More numbers...

  1. In Text: If a number opens a sentence in the body text of your document, it should be expressed in words, not digits. In the body text, numbers up to ten are generally written as words and larger numbers written using digits. However, if a text (sentence or paragraph) has some small numbers and some larger ones, all numbers should be written with digits. Examples:

  2.   “There were ten questions on the questionnaire.”

  3.   “One group had 9 participants, the other 21 participants.”

  4. Fractions should be written using the slash “/” symbol.

  5. Decimal numbers should use a full stop “.” as decimal marker. (Note that the Bureau International des Poids et Mesures (BIPM) proposes either a comma (“,”) or a point (“.”) be used for this purpose. Scientific English language journals generally use the decimal point.) Decimal numbers between +1 and –1 should be preceded by a zero. Thus, “0.35”, not “.35”.

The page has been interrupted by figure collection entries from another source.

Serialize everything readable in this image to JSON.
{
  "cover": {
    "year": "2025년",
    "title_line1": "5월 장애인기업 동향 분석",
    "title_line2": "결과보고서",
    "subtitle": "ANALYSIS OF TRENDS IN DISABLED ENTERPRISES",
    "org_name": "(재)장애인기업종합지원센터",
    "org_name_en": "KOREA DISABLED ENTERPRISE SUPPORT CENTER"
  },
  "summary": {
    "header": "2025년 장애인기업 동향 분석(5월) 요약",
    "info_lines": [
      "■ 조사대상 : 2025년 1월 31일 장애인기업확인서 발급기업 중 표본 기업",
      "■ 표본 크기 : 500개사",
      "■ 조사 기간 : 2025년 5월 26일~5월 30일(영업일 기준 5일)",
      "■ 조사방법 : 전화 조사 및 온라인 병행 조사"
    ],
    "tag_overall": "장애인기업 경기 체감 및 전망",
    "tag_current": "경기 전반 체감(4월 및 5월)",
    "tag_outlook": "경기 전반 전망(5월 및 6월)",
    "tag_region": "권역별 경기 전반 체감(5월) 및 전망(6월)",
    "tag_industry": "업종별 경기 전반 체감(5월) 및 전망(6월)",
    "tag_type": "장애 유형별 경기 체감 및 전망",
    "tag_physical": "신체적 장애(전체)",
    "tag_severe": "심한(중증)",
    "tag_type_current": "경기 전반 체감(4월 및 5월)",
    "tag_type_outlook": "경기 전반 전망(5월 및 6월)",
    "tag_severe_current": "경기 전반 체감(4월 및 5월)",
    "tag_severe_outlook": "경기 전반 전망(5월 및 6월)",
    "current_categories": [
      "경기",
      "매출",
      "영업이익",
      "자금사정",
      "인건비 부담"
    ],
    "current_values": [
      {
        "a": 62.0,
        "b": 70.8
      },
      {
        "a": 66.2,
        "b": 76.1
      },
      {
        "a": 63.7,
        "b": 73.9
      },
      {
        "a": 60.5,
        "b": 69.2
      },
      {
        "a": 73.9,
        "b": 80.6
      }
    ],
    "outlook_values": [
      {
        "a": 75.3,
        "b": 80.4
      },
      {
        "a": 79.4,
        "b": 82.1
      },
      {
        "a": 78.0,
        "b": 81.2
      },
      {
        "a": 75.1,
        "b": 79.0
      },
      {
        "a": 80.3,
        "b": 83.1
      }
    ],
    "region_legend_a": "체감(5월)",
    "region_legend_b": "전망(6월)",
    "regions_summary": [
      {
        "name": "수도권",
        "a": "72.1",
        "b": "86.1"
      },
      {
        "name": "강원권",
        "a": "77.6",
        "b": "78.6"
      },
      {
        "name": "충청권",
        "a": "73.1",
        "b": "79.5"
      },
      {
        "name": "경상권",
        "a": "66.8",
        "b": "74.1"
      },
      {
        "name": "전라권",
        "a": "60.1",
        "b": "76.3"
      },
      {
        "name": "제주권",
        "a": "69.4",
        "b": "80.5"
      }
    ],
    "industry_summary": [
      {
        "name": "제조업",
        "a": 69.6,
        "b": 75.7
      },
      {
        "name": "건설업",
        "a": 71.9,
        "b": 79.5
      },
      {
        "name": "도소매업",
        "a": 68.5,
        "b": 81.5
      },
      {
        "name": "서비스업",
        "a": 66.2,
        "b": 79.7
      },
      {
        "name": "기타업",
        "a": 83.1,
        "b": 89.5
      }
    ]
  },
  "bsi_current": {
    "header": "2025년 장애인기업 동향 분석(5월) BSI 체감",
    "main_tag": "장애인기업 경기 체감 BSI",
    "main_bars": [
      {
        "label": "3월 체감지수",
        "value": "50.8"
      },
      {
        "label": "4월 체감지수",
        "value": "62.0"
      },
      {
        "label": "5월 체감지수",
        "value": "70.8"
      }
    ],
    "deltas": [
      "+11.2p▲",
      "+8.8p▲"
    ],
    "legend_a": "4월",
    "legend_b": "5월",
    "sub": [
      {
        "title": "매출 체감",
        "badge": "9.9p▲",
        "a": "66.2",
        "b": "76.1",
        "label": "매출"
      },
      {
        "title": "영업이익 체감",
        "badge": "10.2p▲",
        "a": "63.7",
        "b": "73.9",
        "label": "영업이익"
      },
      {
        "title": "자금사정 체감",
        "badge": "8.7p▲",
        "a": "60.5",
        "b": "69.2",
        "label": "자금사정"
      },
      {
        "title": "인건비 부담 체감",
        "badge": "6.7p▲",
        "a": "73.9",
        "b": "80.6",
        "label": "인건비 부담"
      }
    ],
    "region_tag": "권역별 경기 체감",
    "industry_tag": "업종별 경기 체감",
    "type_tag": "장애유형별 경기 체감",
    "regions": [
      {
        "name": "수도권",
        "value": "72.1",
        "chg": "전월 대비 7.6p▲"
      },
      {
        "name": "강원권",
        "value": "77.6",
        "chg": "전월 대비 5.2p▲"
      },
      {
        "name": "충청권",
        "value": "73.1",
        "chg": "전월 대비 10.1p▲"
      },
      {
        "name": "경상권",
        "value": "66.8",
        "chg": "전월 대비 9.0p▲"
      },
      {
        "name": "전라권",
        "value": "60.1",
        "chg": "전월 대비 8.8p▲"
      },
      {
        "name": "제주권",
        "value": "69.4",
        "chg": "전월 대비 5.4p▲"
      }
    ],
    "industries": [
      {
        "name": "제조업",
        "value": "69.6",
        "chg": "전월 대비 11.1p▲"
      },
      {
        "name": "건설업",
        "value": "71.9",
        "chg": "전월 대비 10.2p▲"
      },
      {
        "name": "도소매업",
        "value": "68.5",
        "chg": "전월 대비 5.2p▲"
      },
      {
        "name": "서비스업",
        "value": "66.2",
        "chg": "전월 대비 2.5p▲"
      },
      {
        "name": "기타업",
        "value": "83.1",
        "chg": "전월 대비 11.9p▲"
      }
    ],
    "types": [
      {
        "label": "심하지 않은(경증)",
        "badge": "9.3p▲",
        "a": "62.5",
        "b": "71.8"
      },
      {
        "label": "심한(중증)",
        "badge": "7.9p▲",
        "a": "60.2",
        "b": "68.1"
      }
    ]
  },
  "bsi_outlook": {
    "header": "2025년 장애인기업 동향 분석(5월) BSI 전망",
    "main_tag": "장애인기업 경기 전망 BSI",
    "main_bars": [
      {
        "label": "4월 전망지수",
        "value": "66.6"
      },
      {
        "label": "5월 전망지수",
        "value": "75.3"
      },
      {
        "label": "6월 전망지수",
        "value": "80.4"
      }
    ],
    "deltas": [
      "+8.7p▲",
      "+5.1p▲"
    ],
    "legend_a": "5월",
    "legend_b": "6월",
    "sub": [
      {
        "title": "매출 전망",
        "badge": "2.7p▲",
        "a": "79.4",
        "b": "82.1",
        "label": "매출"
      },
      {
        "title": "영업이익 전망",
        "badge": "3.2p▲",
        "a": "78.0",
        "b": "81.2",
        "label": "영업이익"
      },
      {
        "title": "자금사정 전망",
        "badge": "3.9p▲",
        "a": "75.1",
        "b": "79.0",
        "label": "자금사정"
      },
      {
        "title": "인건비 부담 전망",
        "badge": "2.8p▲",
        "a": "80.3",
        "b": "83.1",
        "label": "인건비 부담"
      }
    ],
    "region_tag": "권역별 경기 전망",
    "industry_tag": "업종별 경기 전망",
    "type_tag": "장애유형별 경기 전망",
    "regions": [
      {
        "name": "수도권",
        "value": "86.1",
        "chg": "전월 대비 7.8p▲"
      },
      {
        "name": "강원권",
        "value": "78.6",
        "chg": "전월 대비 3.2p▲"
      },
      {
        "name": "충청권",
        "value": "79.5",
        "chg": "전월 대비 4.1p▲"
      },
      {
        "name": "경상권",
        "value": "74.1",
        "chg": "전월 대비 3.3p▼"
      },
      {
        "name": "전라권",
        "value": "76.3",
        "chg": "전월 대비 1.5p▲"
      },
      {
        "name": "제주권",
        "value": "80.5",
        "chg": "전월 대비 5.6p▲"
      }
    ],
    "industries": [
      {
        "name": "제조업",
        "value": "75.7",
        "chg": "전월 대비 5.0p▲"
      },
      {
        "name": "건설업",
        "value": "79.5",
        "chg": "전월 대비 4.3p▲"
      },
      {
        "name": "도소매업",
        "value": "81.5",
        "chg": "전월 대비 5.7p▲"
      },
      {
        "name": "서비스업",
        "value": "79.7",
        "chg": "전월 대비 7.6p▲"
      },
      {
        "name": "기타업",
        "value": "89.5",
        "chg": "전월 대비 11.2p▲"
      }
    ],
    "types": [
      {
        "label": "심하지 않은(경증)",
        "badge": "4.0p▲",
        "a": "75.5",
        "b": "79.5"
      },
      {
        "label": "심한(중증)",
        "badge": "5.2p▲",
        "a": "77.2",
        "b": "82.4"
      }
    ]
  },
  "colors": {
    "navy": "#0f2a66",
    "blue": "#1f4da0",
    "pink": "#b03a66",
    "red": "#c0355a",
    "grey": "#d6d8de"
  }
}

  6. Large numbers (>999) generally separate groups of three digits by a space to avoid confusion concerning the decimal point or decimal comma. Thus, “10 987”  rather than “10,987” but “10,987” would be more common in a non-scientific text in English. If possible, a non-breaking space (available in most word processors) should be used when writing numbers, to prevent such a number being split over two lines. Four digit numbers in the range 1000 to 9999 are often written without a space but in tabulations where there are some numbers with more than four digits, spaces should be used to preserve alignment of columns.

  7. Groups of numbers that succeed each other in the text should be separated with a comma:

  8.   “In 2005, 21 people were examined.”